I use a midi guitar, and unlike in Kontakt where I can choose a minimum velocity range to filter out string noise and such, Omnisphere doesnt seem to have this option. Or at least I couldnt find it. Playing keys and fast attack/touchy instruments is so much easier in Kontakt with the ability to set any velocity under whatever number to be ignored. Greatly cleans up midi response. Is there an option like this in Omnisphere?

Another question. Are there piano samples I could purchase that are dry and not under 3 feet of puffy reverb? The best piano sound I could find was the Dream Piano, but even naked, its soaked with reverb at the sample level I think. 


Thanks


----------



## Nick Batzdorf (Feb 11, 2021)

What sequencer are you using? If you're using Logic I can tell you how to do it, but you should be able to set up a velocity filter in any of them very easily.

There are also hardware solutions to that problem, but you don't need that (http://www.midisolutions.com/products.htm).

As to piano libraries that aren't covered in reverb, there's any number of them. You might like the one in Keyscape, for example, or Ivory Grand, but I compiled a list of about 38 piano sample libraries for SynthAndSoftware.com story a couple of months ago. They're not all soaked in reverb.


----------



## sostenuto (Feb 11, 2021)

Have stayed the course with Ivory II - Italian Grand among many quality alternatives.
Keyscape is simply when .... _not if_.


----------



## hessproject (Feb 11, 2021)

Akat1 said:


> Another question. Are there piano samples I could purchase that are dry and not under 3 feet of puffy reverb? The best piano sound I could find was the Dream Piano, but even naked, its soaked with reverb at the sample level I think.
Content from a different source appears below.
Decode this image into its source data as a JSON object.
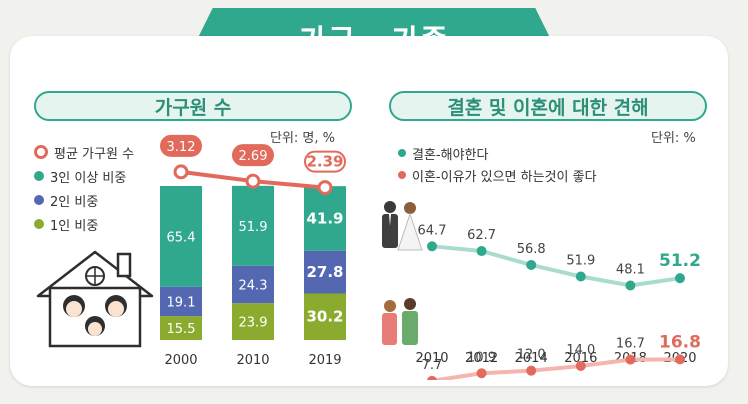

Check out Keyscape. Also by Spectrasonics, so it integrates really well. It comes with a new preset bank with combinations of keyscape and omni stuff if you own both


----------



## Akat1 (Feb 11, 2021)

Nick Batzdorf said:


> What sequencer are you using? If you're using Logic I can tell you how to do it, but you should be able to set up a velocity filter in any of them very easily.


I use Cakewalk, I can do it in that. Was just looking for a stand alone solution. 


Nick Batzdorf said:


> As to piano libraries that aren't covered in reverb, there's any number of them. You might like the one in Keyscape, for example, or Ivory Grand, but I compiled a list of about 38 piano sample libraries for SynthAndSoftware.com story a couple of months ago. They're not all soaked in reverb.


Will check out. Thanks


----------